Por fim, quero também fazer uma pequena homenagem aos cartunistas que nos deixaram:

  • O ilustrador e cartunista Daniel Azulay faleceu vítima de Covid-19 em 27 de março de 2020. Ele foi criador da Turma do Lambe Lambe em quadrinhos e depois ganhou espaço na TV Educativa e Bandeirantes. Tornou-se conhecido no país nas décadas de 1970 e 1980;
  • O criador da eterna personagem Mafalda, o cartunista argentino Joaquin Salvador Lavado Tejón, mais conhecido como Quino, faleceu em 30 de setembro de 2020. A tirinha que teve apenas 10 anos de publicação (1963-1973) tornou-se mundialmente conhecida e foi utilizada na campanha da UNICEF em prol dos Direitos das Crianças em 1977;
  • O italiano Lanfranco Aldo, o cartunista Lan, faleceu aos 95 anos no dia 05 de novembro de 2020. Lan retratava a cultura carioca (mulheres negras, samba, carnaval, boemia). Trabalhou para o Jornal do Brasil e O Globo.

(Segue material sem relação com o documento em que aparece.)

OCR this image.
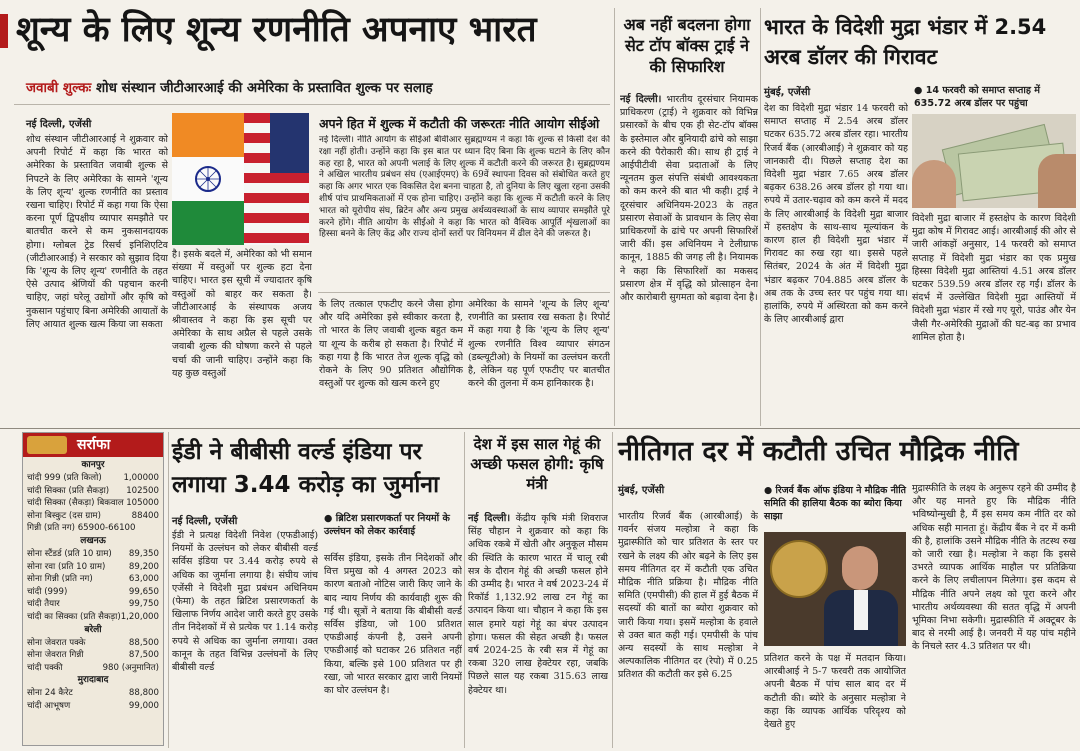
शून्य के लिए शून्य रणनीति अपनाए भारत
जवाबी शुल्कः शोध संस्थान जीटीआरआई की अमेरिका के प्रस्तावित शुल्क पर सलाह
नई दिल्ली, एजेंसी
शोध संस्थान जीटीआरआई ने शुक्रवार को अपनी रिपोर्ट में कहा कि भारत को अमेरिका के प्रस्तावित जवाबी शुल्क से निपटने के लिए अमेरिका के सामने 'शून्य के लिए शून्य' शुल्क रणनीति का प्रस्ताव रखना चाहिए। रिपोर्ट में कहा गया कि ऐसा करना पूर्ण द्विपक्षीय व्यापार समझौते पर बातचीत करने से कम नुकसानदायक होगा। ग्लोबल ट्रेड रिसर्च इनिशिएटिव (जीटीआरआई) ने सरकार को सुझाव दिया कि 'शून्य के लिए शून्य' रणनीति के तहत ऐसे उत्पाद श्रेणियों की पहचान करनी चाहिए, जहां घरेलू उद्योगों और कृषि को नुकसान पहुंचाए बिना अमेरिकी आयातों के लिए आयात शुल्क खत्म किया जा सकता
है। इसके बदले में, अमेरिका को भी समान संख्या में वस्तुओं पर शुल्क हटा देना चाहिए। भारत इस सूची में ज्यादातर कृषि वस्तुओं को बाहर कर सकता है। जीटीआरआई के संस्थापक अजय श्रीवास्तव ने कहा कि इस सूची पर अमेरिका के साथ अप्रैल से पहले उसके जवाबी शुल्क की घोषणा करने से पहले चर्चा की जानी चाहिए। उन्होंने कहा कि यह कुछ वस्तुओं
अपने हित में शुल्क में कटौती की जरूरतः नीति आयोग सीईओ
नई दिल्ली। नीति आयोग के सीईओ बीवीआर सुब्रह्मण्यम ने कहा कि शुल्क से किसी देश की रक्षा नहीं होती। उन्होंने कहा कि इस बात पर ध्यान दिए बिना कि शुल्क घटाने के लिए कौन कह रहा है, भारत को अपनी भलाई के लिए शुल्क में कटौती करने की जरूरत है। सुब्रह्मण्यम ने अखिल भारतीय प्रबंधन संघ (एआईएमए) के 69वें स्थापना दिवस को संबोधित करते हुए कहा कि अगर भारत एक विकसित देश बनना चाहता है, तो दुनिया के लिए खुला रहना उसकी शीर्ष पांच प्राथमिकताओं में एक होना चाहिए। उन्होंने कहा कि शुल्क में कटौती करने के लिए भारत को यूरोपीय संघ, ब्रिटेन और अन्य प्रमुख अर्थव्यवस्थाओं के साथ व्यापार समझौते पूरे करने होंगे। नीति आयोग के सीईओ ने कहा कि भारत को वैश्विक आपूर्ति शृंखलाओं का हिस्सा बनने के लिए केंद्र और राज्य दोनों स्तरों पर विनियमन में ढील देने की जरूरत है।
के लिए तत्काल एफटीए करने जैसा होगा और यदि अमेरिका इसे स्वीकार करता है, तो भारत के लिए जवाबी शुल्क बहुत कम या शून्य के करीब हो सकता है। रिपोर्ट में कहा गया है कि भारत तेज शुल्क वृद्धि को रोकने के लिए 90 प्रतिशत औद्योगिक वस्तुओं पर शुल्क को खत्म करने हुए
अमेरिका के सामने 'शून्य के लिए शून्य' रणनीति का प्रस्ताव रख सकता है। रिपोर्ट में कहा गया है कि 'शून्य के लिए शून्य' शुल्क रणनीति विश्व व्यापार संगठन (डब्ल्यूटीओ) के नियमों का उल्लंघन करती है, लेकिन यह पूर्ण एफटीए पर बातचीत करने की तुलना में कम हानिकारक है।
अब नहीं बदलना होगा सेट टॉप बॉक्स ट्राई ने की सिफारिश
नई दिल्ली। भारतीय दूरसंचार नियामक प्राधिकरण (ट्राई) ने शुक्रवार को विभिन्न प्रसारकों के बीच एक ही सेट-टॉप बॉक्स के इस्तेमाल और बुनियादी ढांचे को साझा करने की पैरोकारी की। साथ ही ट्राई ने आईपीटीवी सेवा प्रदाताओं के लिए न्यूनतम कुल संपत्ति संबंधी आवश्यकता को कम करने की बात भी कही। ट्राई ने दूरसंचार अधिनियम-2023 के तहत प्रसारण सेवाओं के प्रावधान के लिए सेवा प्राधिकरणों के ढांचे पर अपनी सिफारिशें जारी कीं। इस अधिनियम ने टेलीग्राफ कानून, 1885 की जगह ली है। नियामक ने कहा कि सिफारिशों का मकसद प्रसारण क्षेत्र में वृद्धि को प्रोत्साहन देना और कारोबारी सुगमता को बढ़ावा देना है।
भारत के विदेशी मुद्रा भंडार में 2.54 अरब डॉलर की गिरावट
मुंबई, एजेंसी
देश का विदेशी मुद्रा भंडार 14 फरवरी को समाप्त सप्ताह में 2.54 अरब डॉलर घटकर 635.72 अरब डॉलर रहा। भारतीय रिजर्व बैंक (आरबीआई) ने शुक्रवार को यह जानकारी दी। पिछले सप्ताह देश का विदेशी मुद्रा भंडार 7.65 अरब डॉलर बढ़कर 638.26 अरब डॉलर हो गया था। रुपये में उतार-चढ़ाव को कम करने में मदद के लिए आरबीआई के विदेशी मुद्रा बाजार में हस्तक्षेप के साथ-साथ मूल्यांकन के कारण हाल ही विदेशी मुद्रा भंडार में गिरावट का रुख रहा था। इससे पहले सितंबर, 2024 के अंत में विदेशी मुद्रा भंडार बढ़कर 704.885 अरब डॉलर के अब तक के उच्च स्तर पर पहुंच गया था। हालांकि, रुपये में अस्थिरता को कम करने के लिए आरबीआई द्वारा
● 14 फरवरी को समाप्त सप्ताह में 635.72 अरब डॉलर पर पहुंचा
विदेशी मुद्रा बाजार में हस्तक्षेप के कारण विदेशी मुद्रा कोष में गिरावट आई। आरबीआई की ओर से जारी आंकड़ों अनुसार, 14 फरवरी को समाप्त सप्ताह में विदेशी मुद्रा भंडार का एक प्रमुख हिस्सा विदेशी मुद्रा आस्तियां 4.51 अरब डॉलर घटकर 539.59 अरब डॉलर रह गईं। डॉलर के संदर्भ में उल्लेखित विदेशी मुद्रा आस्तियों में विदेशी मुद्रा भंडार में रखे गए यूरो, पाउंड और येन जैसी गैर-अमेरिकी मुद्राओं की घट-बढ़ का प्रभाव शामिल होता है।
सर्राफा
कानपुर
चांदी 999 (प्रति किलो)	1,00000
चांदी सिक्का (प्रति सैकड़ा) 102500
चांदी सिक्का (सैकड़ा) बिकवाल 105000
सोना बिस्कुट (दस ग्राम)	88400
गिन्नी (प्रति नग) 65900-66100
लखनऊ
सोना स्टैंडर्ड (प्रति 10 ग्राम) 89,350
सोना रवा (प्रति 10 ग्राम)	89,200
सोना गिन्नी (प्रति नग)	63,000
चांदी (999)	99,650
चांदी तैयार	99,750
चांदी का सिक्का (प्रति सैकड़ा) 1,20,000
बरेली
सोना जेवरात पक्के	88,500
सोना जेवरात गिन्नी	87,500
चांदी पक्की	980 (अनुमानित)
मुरादाबाद
सोना 24 कैरेट	88,800
चांदी आभूषण	99,000
ईडी ने बीबीसी वर्ल्ड इंडिया पर लगाया 3.44 करोड़ का जुर्माना
नई दिल्ली, एजेंसी
ईडी ने प्रत्यक्ष विदेशी निवेश (एफडीआई) नियमों के उल्लंघन को लेकर बीबीसी वर्ल्ड सर्विस इंडिया पर 3.44 करोड़ रुपये से अधिक का जुर्माना लगाया है। संघीय जांच एजेंसी ने विदेशी मुद्रा प्रबंधन अधिनियम (फेमा) के तहत ब्रिटिश प्रसारणकर्ता के खिलाफ निर्णय आदेश जारी करते हुए उसके तीन निदेशकों में से प्रत्येक पर 1.14 करोड़ रुपये से अधिक का जुर्माना लगाया। उक्त कानून के तहत विभिन्न उल्लंघनों के लिए बीबीसी वर्ल्ड
● ब्रिटिश प्रसारणकर्ता पर नियमों के उल्लंघन को लेकर कार्रवाई
सर्विस इंडिया, इसके तीन निदेशकों और वित्त प्रमुख को 4 अगस्त 2023 को कारण बताओ नोटिस जारी किए जाने के बाद न्याय निर्णय की कार्यवाही शुरू की गई थी। सूत्रों ने बताया कि बीबीसी वर्ल्ड सर्विस इंडिया, जो 100 प्रतिशत एफडीआई कंपनी है, उसने अपनी एफडीआई को घटाकर 26 प्रतिशत नहीं किया, बल्कि इसे 100 प्रतिशत पर ही रखा, जो भारत सरकार द्वारा जारी नियमों का घोर उल्लंघन है।
देश में इस साल गेहूं की अच्छी फसल होगी: कृषि मंत्री
नई दिल्ली। केंद्रीय कृषि मंत्री शिवराज सिंह चौहान ने शुक्रवार को कहा कि अधिक रकबे में खेती और अनुकूल मौसम की स्थिति के कारण भारत में चालू रबी सत्र के दौरान गेहूं की अच्छी फसल होने की उम्मीद है। भारत ने वर्ष 2023-24 में रिकॉर्ड 1,132.92 लाख टन गेहूं का उत्पादन किया था। चौहान ने कहा कि इस साल हमारे यहां गेहूं का बंपर उत्पादन होगा। फसल की सेहत अच्छी है। फसल वर्ष 2024-25 के रबी सत्र में गेहूं का रकबा 320 लाख हेक्टेयर रहा, जबकि पिछले साल यह रकबा 315.63 लाख हेक्टेयर था।
नीतिगत दर में कटौती उचित मौद्रिक नीति
मुंबई, एजेंसी
भारतीय रिजर्व बैंक (आरबीआई) के गवर्नर संजय मल्होत्रा ने कहा कि मुद्रास्फीति को चार प्रतिशत के स्तर पर रखने के लक्ष्य की ओर बढ़ने के लिए इस समय नीतिगत दर में कटौती एक उचित मौद्रिक नीति प्रक्रिया है। मौद्रिक नीति समिति (एमपीसी) की हाल में हुई बैठक में सदस्यों की बातों का ब्योरा शुक्रवार को जारी किया गया। इसमें मल्होत्रा के हवाले से उक्त बात कही गई। एमपीसी के पांच अन्य सदस्यों के साथ मल्होत्रा ने अल्पकालिक नीतिगत दर (रेपो) में 0.25 प्रतिशत की कटौती कर इसे 6.25
● रिजर्व बैंक ऑफ इंडिया ने मौद्रिक नीति समिति की हालिया बैठक का ब्योरा किया साझा
प्रतिशत करने के पक्ष में मतदान किया। आरबीआई ने 5-7 फरवरी तक आयोजित अपनी बैठक में पांच साल बाद दर में कटौती की। ब्योरे के अनुसार मल्होत्रा ने कहा कि व्यापक आर्थिक परिदृश्य को देखते हुए
मुद्रास्फीति के लक्ष्य के अनुरूप रहने की उम्मीद है और यह मानते हुए कि मौद्रिक नीति भविष्योन्मुखी है, मैं इस समय कम नीति दर को अधिक सही मानता हूं। केंद्रीय बैंक ने दर में कमी की है, हालांकि उसने मौद्रिक नीति के तटस्थ रुख को जारी रखा है। मल्होत्रा ने कहा कि इससे उभरते व्यापक आर्थिक माहौल पर प्रतिक्रिया करने के लिए लचीलापन मिलेगा। इस कदम से मौद्रिक नीति अपने लक्ष्य को पूरा करने और भारतीय अर्थव्यवस्था की सतत वृद्धि में अपनी भूमिका निभा सकेगी। मुद्रास्फीति में अक्टूबर के बाद से नरमी आई है। जनवरी में यह पांच महीने के निचले स्तर 4.3 प्रतिशत पर थी।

Ele não resistiu a complicações de uma pneumonia e de uma infecção urinária;
  • O cartunista Tacho, Gilmar Luiz Tatsch, faleceu em 9 de fevereiro de 2021, vítima de câncer de fígado aos 61 anos. Foi artista gráfico do Grupo Sinos e do Correio do Povo;
  • Otacílio Costa d’Assunção Barros (1954-2021) ficou conhecido como o cartunista Ota, teve um mal súbito e foi encontrado morto em sua residência no Rio de Janeiro. Ele foi o editor da famosa Revista Mad (versão brasileira) por 34 anos. Ele reeditou os quadrinhos de Luluzinha, Recruta Zero e Asterix; 
  • O cartunista Ernani Diniz Lucas (1951-2021), mais conhecido como Nani, foi mais uma vítima da Covid-19 e faleceu em 8 de outubro de 2021. Foi o criador das tirinhas Vereda Tropical na década de 1980 e suas charges estiveram presentes nos jornais Pasquim, O Globo, Jornal dos Sports, Última Hora e O Dia.

Daniel Azulay, Quino, Lan, Tacho, Ota e Nani, seus legados são eternos.     Parabéns aos cartunistas de ontem e de hoje. Humor é Resistência! Cartunistas, presente!